RÉCITAL La tête à l’envers

Un cheminement qui mène à un point précis, révélé en le vivant : le titre n’est pas un thème mais une destination.

chanson française — solo acoustique piano/guitare/voix Un récital contemporain dépouillé, traversé par une parole libre parfois piquante.

charte artistique seul en scène — sons acoustiques non modifiés — aucune machine — créations originales esthétique épurée (sans décor, tenue sobre)

Juste ça : des cordes — piano (230), guitare (6), vocales (2)

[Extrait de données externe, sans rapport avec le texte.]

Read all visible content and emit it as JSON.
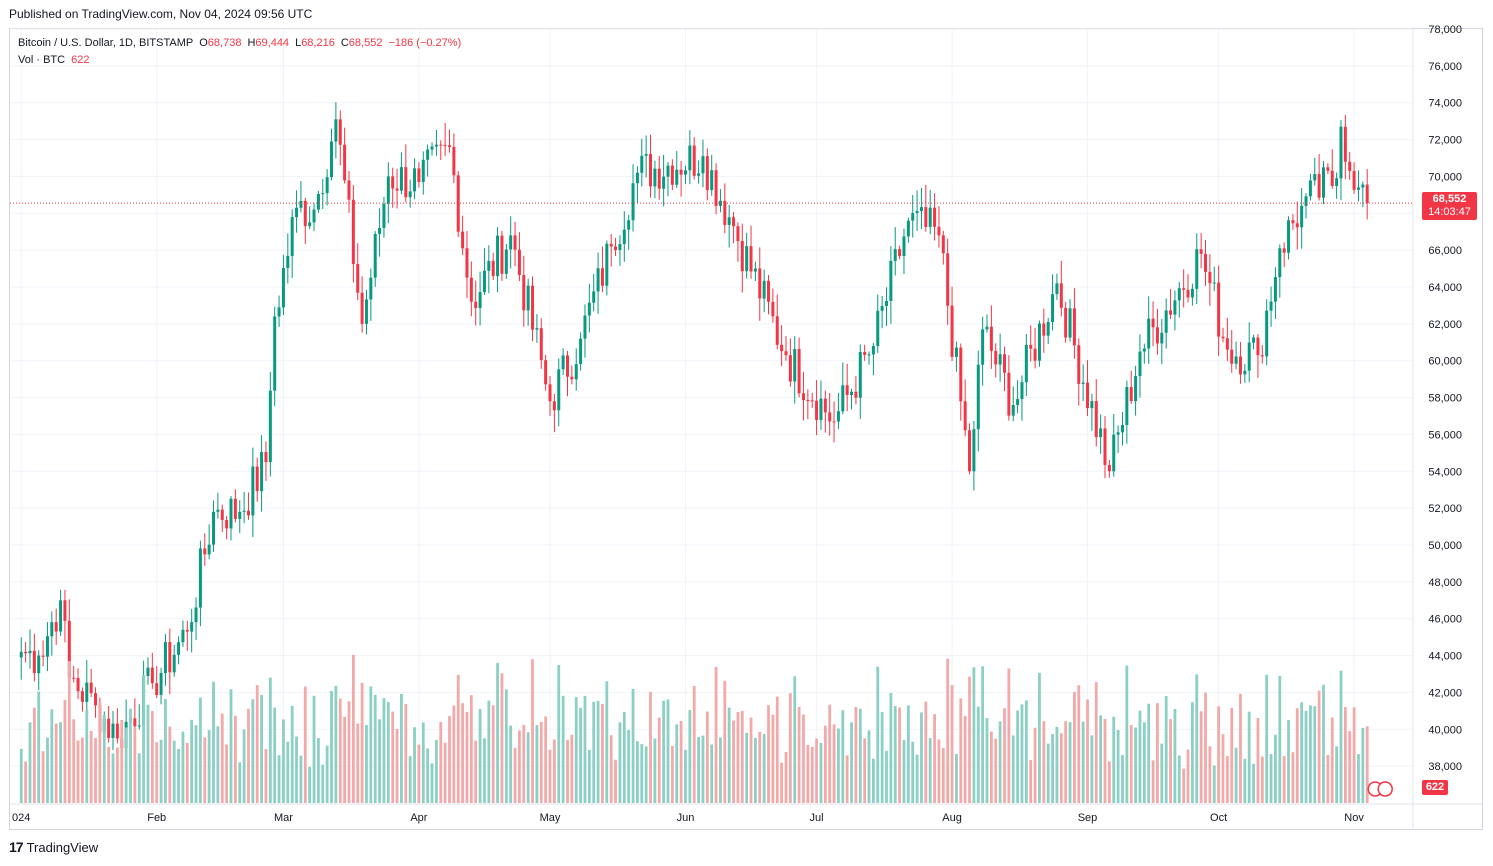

Le texte est central : le concert commence en silence, avec un public assis et une écoute installée.

Vidéos

Trois formats complémentaires pour découvrir le récital : un teaser pour saisir l’ambiance générale, des moments courts où l’on perçoit la présence scénique et la relation au public, et quatre chansons entières pour découvrir l’écriture et l’interprétation en version intégrale.

Teaser

🔗 Teaser du spectacle : 1’30

Moments du spectacle — quatre extraits courts

🔗 Playlist — La tête à l’envers : Moments du spectacle

Versions intégrales — quatre chansons

🔗 Extraits du spectacle — versions intégrales

Les vidéos présentent successivement « Dieu » (guitare/voix — 2’36), « La gravité » (piano/voix — 2’24), « Les gens font du vélo » (guitare/voix — 3’59), et « Vétille » (piano/voix — 1’38).

Dramaturgie et univers

Au-delà de l’épure, le récital déploie une véritable dramaturgie : il suit un trajet qui mène à une conclusion révélée en le vivant, et qui donne son sens au titre.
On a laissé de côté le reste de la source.